Department of Cardiology, Cedars-Sinai Smidt Heart Institute, Los Angeles, California.
Departments of Imaging and Medicine, Cedars-Sinai Smidt Heart Institute, Los Angeles, California; Centre for Cardiovascular Science, University of Edinburgh, Edinburgh, United Kingdom.
JACC Cardiovasc Imaging. 2018 Oct;11(10):1514-1530. doi: 10.1016/j.jcmg.2018.06.019.
Heart transplantation is an accepted treatment for select patients with end-stage heart failure. Improvements to immunosuppressive therapies and patient management have increased the half-life of heart transplant patients to over 10 years. Despite this success, rejection remains the "Achilles heel" of heart transplantation. The early detection of acute rejection and cardiac allograft vasculopathy are paramount to avoiding graft loss. Unlike in kidney and liver transplantation, there are no clinically validated biomarkers for detecting heart transplant rejection. Existing methods for monitoring the cardiac allograft are invasive. The endomyocardial biopsy is the standard-of-care for monitoring for acute rejection but carries risks of complications, and histologic assessment is often subjective. Equally, intracoronary angiography remains the standard-of-care for detecting cardiac allograft vasculopathy, but it is invasive and less than ideally sensitive. Newer echocardiographic techniques, computed tomography, magnetic resonance, and positron emission tomography are less invasive than conventional biopsy and show promise in excluding rejection thereby potentially decreasing the frequency of biopsies in low-risk patients. Intravascular ultrasonography and optical coherence tomography, although still invasive, improve on the assessment of the coronary tree through increased resolution, evaluation of the microvasculature, and visualization of the vessel wall. This review outlines the invasive and noninvasive imaging modalities that are employed in the routine care of heart transplant patients and examines newer techniques that are under evaluation.

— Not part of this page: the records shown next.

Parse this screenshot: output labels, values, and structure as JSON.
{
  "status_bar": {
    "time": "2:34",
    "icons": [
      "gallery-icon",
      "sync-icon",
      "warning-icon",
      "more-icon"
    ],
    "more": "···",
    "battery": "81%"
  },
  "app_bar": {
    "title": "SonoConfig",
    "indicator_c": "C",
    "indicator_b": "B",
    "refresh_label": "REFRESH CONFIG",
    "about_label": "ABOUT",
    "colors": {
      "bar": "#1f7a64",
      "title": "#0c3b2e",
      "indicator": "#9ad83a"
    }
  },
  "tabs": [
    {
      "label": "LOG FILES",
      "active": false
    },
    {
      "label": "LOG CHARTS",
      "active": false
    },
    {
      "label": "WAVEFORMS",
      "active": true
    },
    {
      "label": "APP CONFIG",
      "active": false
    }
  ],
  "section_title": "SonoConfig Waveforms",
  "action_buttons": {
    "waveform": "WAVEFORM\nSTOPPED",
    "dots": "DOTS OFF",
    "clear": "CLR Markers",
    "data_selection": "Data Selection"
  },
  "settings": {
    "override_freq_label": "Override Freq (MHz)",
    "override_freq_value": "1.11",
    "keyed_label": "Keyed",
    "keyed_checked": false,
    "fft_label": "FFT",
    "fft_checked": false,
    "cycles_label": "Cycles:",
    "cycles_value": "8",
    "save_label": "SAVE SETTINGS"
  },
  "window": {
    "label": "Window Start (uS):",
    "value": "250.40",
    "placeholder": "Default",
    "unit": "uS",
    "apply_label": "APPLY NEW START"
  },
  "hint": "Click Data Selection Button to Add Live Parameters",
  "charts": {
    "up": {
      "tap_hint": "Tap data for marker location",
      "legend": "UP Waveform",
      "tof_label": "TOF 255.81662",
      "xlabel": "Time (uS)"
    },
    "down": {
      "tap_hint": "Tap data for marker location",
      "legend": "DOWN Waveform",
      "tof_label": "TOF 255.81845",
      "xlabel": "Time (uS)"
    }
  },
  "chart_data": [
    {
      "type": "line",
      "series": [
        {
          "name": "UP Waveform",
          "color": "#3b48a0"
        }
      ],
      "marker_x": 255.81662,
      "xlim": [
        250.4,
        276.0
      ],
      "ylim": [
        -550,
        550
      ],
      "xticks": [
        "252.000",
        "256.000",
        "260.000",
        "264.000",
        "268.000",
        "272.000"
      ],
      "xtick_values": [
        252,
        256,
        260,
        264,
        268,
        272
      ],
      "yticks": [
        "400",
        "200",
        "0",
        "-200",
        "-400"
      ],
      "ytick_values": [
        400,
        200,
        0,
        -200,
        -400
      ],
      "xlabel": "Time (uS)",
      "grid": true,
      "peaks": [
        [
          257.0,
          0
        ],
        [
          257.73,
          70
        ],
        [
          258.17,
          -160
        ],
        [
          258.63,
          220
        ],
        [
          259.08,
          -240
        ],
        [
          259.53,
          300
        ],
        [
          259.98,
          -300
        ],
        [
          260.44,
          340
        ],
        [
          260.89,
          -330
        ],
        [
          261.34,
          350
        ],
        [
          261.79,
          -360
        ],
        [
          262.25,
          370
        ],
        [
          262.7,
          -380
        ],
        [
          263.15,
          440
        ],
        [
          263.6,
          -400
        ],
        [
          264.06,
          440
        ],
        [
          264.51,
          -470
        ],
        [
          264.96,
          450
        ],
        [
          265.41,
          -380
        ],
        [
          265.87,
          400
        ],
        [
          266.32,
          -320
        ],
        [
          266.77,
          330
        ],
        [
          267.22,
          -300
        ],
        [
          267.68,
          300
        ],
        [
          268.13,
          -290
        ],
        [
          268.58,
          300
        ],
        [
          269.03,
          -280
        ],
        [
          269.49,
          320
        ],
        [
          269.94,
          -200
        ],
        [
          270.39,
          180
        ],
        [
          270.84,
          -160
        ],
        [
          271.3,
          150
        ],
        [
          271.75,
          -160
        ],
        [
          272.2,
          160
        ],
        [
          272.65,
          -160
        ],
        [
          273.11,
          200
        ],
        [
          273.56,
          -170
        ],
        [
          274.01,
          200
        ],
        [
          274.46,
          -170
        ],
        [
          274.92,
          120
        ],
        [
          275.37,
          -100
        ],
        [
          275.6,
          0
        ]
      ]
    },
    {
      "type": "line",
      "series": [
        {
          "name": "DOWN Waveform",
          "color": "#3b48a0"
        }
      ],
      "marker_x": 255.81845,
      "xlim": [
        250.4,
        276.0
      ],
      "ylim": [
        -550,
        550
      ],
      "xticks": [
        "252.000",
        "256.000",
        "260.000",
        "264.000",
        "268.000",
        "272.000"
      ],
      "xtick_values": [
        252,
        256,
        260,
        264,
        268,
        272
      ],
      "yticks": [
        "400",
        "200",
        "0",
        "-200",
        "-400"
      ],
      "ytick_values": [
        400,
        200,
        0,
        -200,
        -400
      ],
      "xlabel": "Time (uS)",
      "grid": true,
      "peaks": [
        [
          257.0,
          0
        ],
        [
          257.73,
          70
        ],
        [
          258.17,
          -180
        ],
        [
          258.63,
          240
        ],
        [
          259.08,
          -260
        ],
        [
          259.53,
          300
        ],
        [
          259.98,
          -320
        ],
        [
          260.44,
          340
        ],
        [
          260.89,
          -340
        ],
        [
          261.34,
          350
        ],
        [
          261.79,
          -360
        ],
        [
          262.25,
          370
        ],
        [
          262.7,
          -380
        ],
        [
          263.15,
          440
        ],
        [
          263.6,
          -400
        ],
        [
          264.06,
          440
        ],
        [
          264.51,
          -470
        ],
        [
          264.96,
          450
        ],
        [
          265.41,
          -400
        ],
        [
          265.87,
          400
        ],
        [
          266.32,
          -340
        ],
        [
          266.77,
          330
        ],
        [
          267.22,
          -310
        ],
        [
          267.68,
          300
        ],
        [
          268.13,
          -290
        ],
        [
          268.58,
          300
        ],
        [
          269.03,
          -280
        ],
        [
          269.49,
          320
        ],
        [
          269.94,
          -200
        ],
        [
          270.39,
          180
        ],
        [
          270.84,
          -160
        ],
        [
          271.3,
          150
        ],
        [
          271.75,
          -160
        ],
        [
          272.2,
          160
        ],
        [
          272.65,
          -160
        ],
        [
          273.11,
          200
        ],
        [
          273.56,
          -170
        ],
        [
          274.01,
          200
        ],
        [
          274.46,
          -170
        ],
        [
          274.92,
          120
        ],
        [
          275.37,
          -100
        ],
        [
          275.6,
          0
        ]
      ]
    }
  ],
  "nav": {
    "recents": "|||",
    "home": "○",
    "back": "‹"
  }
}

心脏移植是治疗晚期心力衰竭患者的一种公认的治疗方法。免疫抑制治疗和患者管理的改进提高了心脏移植患者的半衰期超过 10 年。尽管取得了这一成功,但排斥反应仍然是心脏移植的“阿喀琉斯之踵”。早期检测急性排斥反应和心脏移植物血管病对于避免移植物丢失至关重要。与肾和肝移植不同,目前还没有用于检测心脏移植排斥反应的临床验证的生物标志物。现有的监测心脏移植物的方法具有侵入性。心内膜心肌活检是监测急性排斥反应的标准方法,但存在并发症风险,组织学评估往往具有主观性。同样,冠状动脉造影仍然是检测心脏移植物血管病的标准方法,但它具有侵入性,且灵敏度不理想。较新的超声心动图技术、计算机断层扫描、磁共振和正电子发射断层扫描比传统活检的侵入性更小,在排除排斥反应方面显示出前景,从而有可能减少低风险患者的活检频率。血管内超声和光学相干断层扫描虽然仍然具有侵入性,但通过提高分辨率、评估微血管和可视化血管壁,改善了对冠状动脉树的评估。这篇综述概述了常规心脏移植患者护理中使用的侵入性和非侵入性成像方式,并检查了正在评估的新技术。